Kim Grace Young-Suk, Schatschneider Christopher, Wanzek Jeanne, Gatlin Brandy, Al Otaiba Stephanie
University of California, Irvine, 3500 Education Building, Irvine, CA 92697, USA.
Read Writ. 2017 Jun;30(6):1287-1310. doi: 10.1007/s11145-017-9724-6. Epub 2017 Feb 6.
We examined how raters and tasks influence measurement error in writing evaluation and how many raters and tasks are needed to reach a desirable level of .90 and .80 reliabilities for children in Grades 3 and 4. A total of 211 children (102 boys) were administered three tasks in narrative and expository genres, respectively, and their written compositions were evaluated in widely used evaluation methods for developing writers: holistic scoring, productivity, and curriculum-based writing scores. Results showed that 54% and 52% of variance in narrative and expository compositions were attributable to true individual differences in writing. Students' scores varied largely by tasks (30.44% and 28.61% of variance), but not by raters. To reach the reliability of .90, multiple tasks and raters were needed, and for the reliability of .80, a single rater and multiple tasks were needed. These findings offer important implications about reliably evaluating children's writing skills, given that writing is typically evaluated by a single task and a single rater in classrooms and even in state accountability systems.

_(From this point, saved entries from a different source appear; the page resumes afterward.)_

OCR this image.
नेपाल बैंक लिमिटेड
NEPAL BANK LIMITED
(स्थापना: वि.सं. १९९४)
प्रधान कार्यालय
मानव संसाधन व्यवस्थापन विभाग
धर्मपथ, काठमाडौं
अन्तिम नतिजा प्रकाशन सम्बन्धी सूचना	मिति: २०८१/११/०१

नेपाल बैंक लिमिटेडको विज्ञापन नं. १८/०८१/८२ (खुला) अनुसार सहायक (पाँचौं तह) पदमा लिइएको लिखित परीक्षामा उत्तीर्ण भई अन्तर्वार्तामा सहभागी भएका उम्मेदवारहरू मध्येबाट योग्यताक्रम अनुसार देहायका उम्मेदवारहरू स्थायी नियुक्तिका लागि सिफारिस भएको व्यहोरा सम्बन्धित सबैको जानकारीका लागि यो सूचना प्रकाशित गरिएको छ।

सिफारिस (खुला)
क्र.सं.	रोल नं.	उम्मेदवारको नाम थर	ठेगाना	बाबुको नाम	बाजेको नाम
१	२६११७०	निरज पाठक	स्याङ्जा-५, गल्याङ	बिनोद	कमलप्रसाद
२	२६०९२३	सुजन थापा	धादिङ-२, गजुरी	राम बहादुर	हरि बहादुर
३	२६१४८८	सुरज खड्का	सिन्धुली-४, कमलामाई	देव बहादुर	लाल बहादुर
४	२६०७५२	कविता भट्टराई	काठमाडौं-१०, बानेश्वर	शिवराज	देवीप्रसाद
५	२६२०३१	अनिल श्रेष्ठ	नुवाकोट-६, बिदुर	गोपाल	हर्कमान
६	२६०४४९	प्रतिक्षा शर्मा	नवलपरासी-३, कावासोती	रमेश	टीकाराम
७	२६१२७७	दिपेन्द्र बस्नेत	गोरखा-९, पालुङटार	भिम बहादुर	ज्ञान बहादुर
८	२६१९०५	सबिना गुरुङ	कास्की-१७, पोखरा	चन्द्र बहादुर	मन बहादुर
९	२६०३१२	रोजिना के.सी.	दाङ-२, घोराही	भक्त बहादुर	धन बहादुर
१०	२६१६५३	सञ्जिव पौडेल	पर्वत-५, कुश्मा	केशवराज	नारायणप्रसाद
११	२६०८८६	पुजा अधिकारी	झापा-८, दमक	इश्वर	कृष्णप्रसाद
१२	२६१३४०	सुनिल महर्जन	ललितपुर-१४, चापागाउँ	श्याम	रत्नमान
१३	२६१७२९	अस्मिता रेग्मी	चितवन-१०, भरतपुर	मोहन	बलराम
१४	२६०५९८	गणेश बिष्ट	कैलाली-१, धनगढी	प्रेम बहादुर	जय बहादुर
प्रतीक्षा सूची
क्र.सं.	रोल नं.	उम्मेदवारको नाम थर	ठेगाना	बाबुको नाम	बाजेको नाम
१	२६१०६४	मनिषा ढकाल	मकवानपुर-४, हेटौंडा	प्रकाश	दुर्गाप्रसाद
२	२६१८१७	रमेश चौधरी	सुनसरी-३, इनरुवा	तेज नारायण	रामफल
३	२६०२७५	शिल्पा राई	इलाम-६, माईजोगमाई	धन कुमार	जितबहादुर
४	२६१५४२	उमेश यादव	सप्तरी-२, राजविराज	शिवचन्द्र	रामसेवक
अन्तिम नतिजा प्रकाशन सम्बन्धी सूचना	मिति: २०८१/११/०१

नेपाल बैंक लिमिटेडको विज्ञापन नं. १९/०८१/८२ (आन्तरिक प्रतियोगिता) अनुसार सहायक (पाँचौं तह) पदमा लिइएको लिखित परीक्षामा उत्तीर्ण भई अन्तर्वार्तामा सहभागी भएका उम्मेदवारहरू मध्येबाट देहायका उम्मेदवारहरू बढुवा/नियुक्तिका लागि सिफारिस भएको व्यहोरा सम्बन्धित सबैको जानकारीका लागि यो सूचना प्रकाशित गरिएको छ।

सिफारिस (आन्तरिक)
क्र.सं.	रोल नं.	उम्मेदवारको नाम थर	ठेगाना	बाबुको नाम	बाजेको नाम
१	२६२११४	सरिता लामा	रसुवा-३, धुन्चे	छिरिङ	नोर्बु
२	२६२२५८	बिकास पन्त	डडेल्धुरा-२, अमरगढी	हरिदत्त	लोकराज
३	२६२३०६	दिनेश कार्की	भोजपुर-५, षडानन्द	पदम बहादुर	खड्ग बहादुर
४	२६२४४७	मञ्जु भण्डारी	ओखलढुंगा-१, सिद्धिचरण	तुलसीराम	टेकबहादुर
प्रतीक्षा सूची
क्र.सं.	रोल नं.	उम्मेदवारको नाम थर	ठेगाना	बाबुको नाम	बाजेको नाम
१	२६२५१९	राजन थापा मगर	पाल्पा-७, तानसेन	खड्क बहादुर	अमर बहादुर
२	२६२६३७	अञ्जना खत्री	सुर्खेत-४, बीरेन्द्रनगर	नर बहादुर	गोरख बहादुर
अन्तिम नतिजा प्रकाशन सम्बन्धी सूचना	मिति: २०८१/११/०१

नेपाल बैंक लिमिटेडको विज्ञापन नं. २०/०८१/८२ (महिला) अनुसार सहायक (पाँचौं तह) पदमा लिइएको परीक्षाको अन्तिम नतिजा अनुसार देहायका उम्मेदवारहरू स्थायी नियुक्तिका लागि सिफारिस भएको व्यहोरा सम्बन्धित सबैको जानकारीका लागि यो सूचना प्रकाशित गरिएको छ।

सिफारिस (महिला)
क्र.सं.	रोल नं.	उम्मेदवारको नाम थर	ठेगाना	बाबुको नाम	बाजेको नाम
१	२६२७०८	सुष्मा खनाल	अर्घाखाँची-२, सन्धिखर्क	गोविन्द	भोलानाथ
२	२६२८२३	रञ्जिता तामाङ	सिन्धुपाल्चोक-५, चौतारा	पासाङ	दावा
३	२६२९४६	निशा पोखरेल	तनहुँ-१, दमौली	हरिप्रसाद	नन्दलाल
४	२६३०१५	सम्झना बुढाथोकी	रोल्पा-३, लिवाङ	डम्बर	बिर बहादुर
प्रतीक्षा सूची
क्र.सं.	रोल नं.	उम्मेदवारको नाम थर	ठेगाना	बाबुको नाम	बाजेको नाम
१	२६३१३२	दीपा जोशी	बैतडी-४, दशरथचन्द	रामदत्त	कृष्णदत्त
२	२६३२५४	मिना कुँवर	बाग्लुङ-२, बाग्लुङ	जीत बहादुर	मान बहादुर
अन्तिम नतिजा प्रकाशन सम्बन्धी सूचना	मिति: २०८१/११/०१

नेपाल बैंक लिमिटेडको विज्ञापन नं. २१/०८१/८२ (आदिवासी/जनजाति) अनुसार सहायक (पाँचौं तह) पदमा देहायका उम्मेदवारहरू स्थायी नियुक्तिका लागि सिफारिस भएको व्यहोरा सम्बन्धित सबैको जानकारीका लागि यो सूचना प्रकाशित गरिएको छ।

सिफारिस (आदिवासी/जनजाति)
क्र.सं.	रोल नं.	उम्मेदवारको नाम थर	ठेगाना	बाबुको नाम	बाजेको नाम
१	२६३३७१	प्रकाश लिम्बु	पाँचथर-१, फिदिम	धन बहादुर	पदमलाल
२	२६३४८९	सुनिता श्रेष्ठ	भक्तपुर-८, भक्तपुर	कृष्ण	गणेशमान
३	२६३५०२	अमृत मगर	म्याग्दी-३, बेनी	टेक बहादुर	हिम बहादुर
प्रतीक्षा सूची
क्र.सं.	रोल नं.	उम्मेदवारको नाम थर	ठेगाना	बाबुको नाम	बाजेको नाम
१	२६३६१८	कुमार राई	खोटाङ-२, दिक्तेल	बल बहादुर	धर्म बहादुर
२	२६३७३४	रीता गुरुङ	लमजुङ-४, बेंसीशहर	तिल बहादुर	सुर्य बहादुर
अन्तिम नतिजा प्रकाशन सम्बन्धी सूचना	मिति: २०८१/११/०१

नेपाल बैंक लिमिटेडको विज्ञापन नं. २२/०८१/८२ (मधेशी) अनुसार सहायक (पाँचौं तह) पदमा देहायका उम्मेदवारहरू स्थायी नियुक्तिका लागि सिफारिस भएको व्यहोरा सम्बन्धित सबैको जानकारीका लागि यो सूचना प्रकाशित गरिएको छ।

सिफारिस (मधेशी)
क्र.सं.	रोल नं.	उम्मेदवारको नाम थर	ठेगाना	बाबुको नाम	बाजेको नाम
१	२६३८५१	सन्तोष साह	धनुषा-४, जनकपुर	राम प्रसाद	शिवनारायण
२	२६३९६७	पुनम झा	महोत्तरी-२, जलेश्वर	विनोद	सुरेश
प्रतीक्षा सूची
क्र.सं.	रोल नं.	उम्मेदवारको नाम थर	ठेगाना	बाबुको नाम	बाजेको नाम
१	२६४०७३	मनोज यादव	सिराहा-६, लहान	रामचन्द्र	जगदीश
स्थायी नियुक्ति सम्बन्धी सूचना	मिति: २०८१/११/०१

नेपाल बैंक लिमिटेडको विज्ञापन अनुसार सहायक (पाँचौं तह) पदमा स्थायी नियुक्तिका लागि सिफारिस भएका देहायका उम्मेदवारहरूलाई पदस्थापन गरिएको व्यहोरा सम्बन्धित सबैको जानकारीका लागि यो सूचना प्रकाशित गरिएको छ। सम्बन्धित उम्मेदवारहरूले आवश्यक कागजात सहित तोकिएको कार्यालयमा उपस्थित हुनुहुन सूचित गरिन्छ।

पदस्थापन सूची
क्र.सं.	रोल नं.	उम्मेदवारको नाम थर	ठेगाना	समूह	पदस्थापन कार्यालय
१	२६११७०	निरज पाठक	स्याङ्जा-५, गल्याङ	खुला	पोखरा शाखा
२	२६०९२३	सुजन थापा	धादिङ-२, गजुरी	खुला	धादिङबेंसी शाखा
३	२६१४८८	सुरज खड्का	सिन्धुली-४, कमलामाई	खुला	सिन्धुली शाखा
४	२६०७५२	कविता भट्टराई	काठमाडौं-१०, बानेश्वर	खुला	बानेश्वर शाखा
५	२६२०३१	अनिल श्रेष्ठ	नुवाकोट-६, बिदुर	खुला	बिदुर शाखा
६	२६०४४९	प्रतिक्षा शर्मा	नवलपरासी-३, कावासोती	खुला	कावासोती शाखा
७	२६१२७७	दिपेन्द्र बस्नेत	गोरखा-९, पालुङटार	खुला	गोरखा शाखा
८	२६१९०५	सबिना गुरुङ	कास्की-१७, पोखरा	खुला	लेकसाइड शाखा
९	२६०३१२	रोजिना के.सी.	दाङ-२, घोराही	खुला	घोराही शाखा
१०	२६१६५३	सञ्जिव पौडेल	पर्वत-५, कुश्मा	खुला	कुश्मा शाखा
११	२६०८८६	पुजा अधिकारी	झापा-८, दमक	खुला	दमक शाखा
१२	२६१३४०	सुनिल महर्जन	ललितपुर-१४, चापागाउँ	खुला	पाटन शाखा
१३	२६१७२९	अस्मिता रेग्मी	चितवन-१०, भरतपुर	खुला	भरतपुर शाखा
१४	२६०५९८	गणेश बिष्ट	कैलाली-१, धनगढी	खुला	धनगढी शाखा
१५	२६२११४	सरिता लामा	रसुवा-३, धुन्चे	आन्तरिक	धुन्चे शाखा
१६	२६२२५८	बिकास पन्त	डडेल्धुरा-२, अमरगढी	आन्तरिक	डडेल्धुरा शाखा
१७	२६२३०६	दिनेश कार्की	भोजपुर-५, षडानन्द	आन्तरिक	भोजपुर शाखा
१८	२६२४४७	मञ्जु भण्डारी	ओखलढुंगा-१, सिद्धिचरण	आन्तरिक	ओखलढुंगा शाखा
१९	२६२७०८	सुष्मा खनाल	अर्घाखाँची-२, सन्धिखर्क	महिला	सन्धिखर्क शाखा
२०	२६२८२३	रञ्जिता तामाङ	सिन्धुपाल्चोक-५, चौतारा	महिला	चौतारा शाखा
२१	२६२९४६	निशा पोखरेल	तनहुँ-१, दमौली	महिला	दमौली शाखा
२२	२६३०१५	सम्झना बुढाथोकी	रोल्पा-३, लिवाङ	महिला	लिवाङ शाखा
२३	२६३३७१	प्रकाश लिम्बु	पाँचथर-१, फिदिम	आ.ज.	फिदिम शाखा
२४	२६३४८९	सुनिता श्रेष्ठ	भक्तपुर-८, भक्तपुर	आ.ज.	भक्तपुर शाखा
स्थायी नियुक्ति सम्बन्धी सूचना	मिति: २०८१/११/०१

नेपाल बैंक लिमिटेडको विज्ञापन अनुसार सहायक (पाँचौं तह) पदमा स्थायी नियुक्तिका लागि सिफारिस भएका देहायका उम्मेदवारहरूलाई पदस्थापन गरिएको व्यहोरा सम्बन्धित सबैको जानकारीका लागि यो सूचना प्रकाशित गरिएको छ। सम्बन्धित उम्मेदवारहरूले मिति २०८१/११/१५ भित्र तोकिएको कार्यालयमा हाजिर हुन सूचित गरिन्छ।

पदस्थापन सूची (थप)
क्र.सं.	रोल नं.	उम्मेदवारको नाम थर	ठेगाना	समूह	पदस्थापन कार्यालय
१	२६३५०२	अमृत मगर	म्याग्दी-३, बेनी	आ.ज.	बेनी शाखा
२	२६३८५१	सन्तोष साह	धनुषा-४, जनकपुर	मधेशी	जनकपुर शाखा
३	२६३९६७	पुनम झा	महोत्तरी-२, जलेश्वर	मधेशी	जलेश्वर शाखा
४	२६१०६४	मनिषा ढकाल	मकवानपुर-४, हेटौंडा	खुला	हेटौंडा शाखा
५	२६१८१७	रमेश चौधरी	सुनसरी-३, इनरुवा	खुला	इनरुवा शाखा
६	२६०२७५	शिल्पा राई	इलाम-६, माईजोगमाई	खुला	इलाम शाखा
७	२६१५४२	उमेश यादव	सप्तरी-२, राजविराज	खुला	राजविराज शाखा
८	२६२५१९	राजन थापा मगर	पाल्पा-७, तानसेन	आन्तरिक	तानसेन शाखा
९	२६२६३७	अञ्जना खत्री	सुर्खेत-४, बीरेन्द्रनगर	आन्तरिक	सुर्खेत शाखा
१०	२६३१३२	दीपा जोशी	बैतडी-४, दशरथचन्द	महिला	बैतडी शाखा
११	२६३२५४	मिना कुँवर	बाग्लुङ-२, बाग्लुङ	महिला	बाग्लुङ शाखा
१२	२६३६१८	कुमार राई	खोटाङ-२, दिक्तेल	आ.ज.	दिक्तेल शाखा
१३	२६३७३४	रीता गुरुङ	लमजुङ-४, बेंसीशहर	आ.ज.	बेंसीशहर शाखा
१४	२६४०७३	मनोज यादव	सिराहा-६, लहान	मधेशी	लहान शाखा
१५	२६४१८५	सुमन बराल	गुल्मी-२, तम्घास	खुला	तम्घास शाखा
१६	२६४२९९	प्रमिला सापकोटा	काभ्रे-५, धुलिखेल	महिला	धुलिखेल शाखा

我们研究了评分者和任务如何影响写作评估中的测量误差,以及需要多少评分者和任务才能使三年级和四年级学生的信度达到理想的0.90和0.80水平。共有211名儿童(102名男孩)分别完成了三篇记叙文和说明文写作任务,他们的作文采用了广泛应用于发展中写作者的评估方法进行评估:整体评分、写作量和基于课程的写作分数。结果表明,记叙文和说明文作文中分别有54%和52%的方差可归因于写作中真实的个体差异。学生的分数因任务而异(方差分别为30.44%和28.61%),但不因评分者而异。要达到0.90的信度,需要多个任务和评分者;要达到0.80的信度,需要单个评分者和多个任务。鉴于在课堂甚至州问责制系统中,写作通常由单个任务和单个评分者进行评估,这些发现为可靠评估儿童写作技能提供了重要启示。